あと今までの成長は子供のころやってたのの感覚を取り戻した分なのでここから伸び悩む可能性も大ありなので心して続けなければ。
そんなわけでバレエを始めてから音楽、特にバレエ音楽の見方もちょっと変わった気がします。
元々「踊り」の性質がある音楽が好きでバレエでない音楽も体の動きとかをなんとなく意識したりもしてたのですが、最近それがもっとはっきりしてきたような。
踊りや振り付け、衣装やセット、舞台などいろいろな要素が見えてきた感じです。
そういう背景もあって久しぶりにチャイコフスキーの「白鳥の湖」を仕事のときに通して聴いてみました。個々の曲は聴くのですが通しては何年ぶりか。ユースオケ時代に2回もやってるんでそんなにもう積極的に聴かないんですけどね。
でもやっぱ改めて(間をおいて久しぶりに)聴いてみるといい音楽ですね。オーボエのソロなんて全部美しくて好きですし、第2幕のグラン・パ・ドゥ・ドゥのチェロソロももう天国ですし。要所要所での音楽描写の鮮やかさも愛せずには居られない。
ただ思ったのですが第1幕長え!手持ちの録音(ボストン交響楽団、小澤征爾指揮)だと1時間近く第1幕が続くんですよ。しかも第1楽章はまだ白鳥一羽も出てきませんからね!
ただひたすら人間が王子の誕生日を祝って踊ってるだけ。最初のメインのワルツも7分くらいあるようですし、物語の進行としても音楽的な面白さとしてもとにかくだるかった。レディーを待たせるにも程がありますぜ。
(多分ユースでやったときは数曲カットしてるはず)
なかなかそこがバレエを考えるにおいてちょっとforeignなところなんですよね。
物語とは関係ないキャラクターがいっぱい出てきてそこそこの尺を取って踊っていく、というのは純粋に物語という視点から見ると理解しがたいし、聴覚のみ・時間的な媒体である音楽でもなかなか難しい。オペラとも大分感覚違うような気もします。
でもバレエの場合そういうのがなかったら味気なくなっちゃうのかなあ。
「白鳥の湖」はそういう踊りに対する物語・音楽の無駄みたいのを感じちゃうのですが(大体白鳥の湖でいい曲ってほとんど物語がちゃんと進んでるところなんですよね)、例えば「くるみ割り人形」とかプロコフィエフのロミジュリとか、その無駄を感じない作品ももちろんあり。

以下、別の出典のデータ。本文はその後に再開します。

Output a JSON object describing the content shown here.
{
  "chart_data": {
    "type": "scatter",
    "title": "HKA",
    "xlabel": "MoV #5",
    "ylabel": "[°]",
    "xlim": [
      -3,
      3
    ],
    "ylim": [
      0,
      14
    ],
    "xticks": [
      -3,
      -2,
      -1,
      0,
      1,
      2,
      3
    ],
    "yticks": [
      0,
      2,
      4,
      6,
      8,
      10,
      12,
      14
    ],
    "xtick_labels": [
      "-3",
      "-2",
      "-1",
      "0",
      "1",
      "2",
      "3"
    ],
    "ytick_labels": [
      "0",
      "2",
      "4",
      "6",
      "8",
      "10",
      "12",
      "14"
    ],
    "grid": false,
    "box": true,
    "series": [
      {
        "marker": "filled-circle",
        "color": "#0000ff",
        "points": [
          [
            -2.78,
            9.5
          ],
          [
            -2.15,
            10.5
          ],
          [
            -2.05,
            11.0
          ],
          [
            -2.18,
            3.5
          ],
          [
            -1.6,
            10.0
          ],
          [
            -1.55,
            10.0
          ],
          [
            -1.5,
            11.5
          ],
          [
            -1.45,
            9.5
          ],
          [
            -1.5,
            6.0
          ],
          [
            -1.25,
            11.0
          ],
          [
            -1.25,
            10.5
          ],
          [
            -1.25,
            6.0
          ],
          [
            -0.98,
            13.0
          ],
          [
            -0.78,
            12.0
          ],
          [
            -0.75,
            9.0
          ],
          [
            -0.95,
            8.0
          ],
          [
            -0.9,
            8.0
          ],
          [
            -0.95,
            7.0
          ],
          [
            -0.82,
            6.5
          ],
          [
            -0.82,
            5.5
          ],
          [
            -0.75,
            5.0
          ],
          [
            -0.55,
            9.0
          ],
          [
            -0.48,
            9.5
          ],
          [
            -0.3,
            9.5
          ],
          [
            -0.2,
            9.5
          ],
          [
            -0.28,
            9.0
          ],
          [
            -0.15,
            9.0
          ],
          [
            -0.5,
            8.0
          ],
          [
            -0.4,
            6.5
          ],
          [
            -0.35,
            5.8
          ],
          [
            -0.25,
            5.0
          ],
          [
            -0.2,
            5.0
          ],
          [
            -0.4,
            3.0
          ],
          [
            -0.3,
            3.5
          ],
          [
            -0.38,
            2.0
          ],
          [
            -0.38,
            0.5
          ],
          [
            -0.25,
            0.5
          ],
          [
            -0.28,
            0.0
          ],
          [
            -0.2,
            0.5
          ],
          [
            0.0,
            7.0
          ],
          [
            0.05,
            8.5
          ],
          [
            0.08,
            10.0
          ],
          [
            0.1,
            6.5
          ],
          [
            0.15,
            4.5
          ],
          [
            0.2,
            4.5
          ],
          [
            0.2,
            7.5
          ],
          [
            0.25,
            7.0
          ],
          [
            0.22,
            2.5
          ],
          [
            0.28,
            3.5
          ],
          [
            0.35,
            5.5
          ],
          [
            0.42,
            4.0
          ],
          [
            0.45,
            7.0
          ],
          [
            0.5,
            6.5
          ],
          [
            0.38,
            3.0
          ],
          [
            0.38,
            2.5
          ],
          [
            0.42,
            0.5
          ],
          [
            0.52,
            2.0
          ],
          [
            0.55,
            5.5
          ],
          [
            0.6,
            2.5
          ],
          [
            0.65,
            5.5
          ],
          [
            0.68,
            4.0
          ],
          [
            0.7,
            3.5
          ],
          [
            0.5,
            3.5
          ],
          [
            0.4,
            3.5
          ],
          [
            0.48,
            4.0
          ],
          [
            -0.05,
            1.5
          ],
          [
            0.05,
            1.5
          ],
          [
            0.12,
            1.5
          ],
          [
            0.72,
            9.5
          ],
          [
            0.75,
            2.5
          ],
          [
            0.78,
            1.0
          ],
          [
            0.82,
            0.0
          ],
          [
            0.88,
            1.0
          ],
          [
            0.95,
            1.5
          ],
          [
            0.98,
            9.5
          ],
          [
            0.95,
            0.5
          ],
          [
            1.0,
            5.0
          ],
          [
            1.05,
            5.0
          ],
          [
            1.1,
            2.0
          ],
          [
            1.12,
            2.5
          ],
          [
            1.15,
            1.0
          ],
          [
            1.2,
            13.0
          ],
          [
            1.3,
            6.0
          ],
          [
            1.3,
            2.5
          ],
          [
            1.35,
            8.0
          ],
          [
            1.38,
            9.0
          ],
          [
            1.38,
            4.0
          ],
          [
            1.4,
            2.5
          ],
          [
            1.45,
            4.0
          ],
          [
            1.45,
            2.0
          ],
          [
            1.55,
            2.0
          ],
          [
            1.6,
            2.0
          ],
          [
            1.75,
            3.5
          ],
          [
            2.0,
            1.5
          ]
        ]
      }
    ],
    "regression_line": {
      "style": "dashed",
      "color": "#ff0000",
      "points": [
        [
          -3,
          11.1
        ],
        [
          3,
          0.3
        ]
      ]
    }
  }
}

あとバレエで面白いと想うのがプロダクションによって(比較的物語で重要でない)曲が違うところで使われてたり順番が変わったりしてること。音楽の性格によって振り付けの性質も変わるし、ストーリーやキャラクターの印象もちょっと変わったり。例えば白鳥の湖の場合、第3幕の黒鳥オディールの有名な32回転の音楽は手持ちの録音とユースオケでやったときで違う曲を使ってます(順番が違う)。
前述「無駄が少なく思える作品」ではでもこういうのって少ない印象。各曲のストーリーでの役割が固定しているというか。
それからバレエの振り付けと音楽の性質の関係にも以前より思いを馳せるようになりました。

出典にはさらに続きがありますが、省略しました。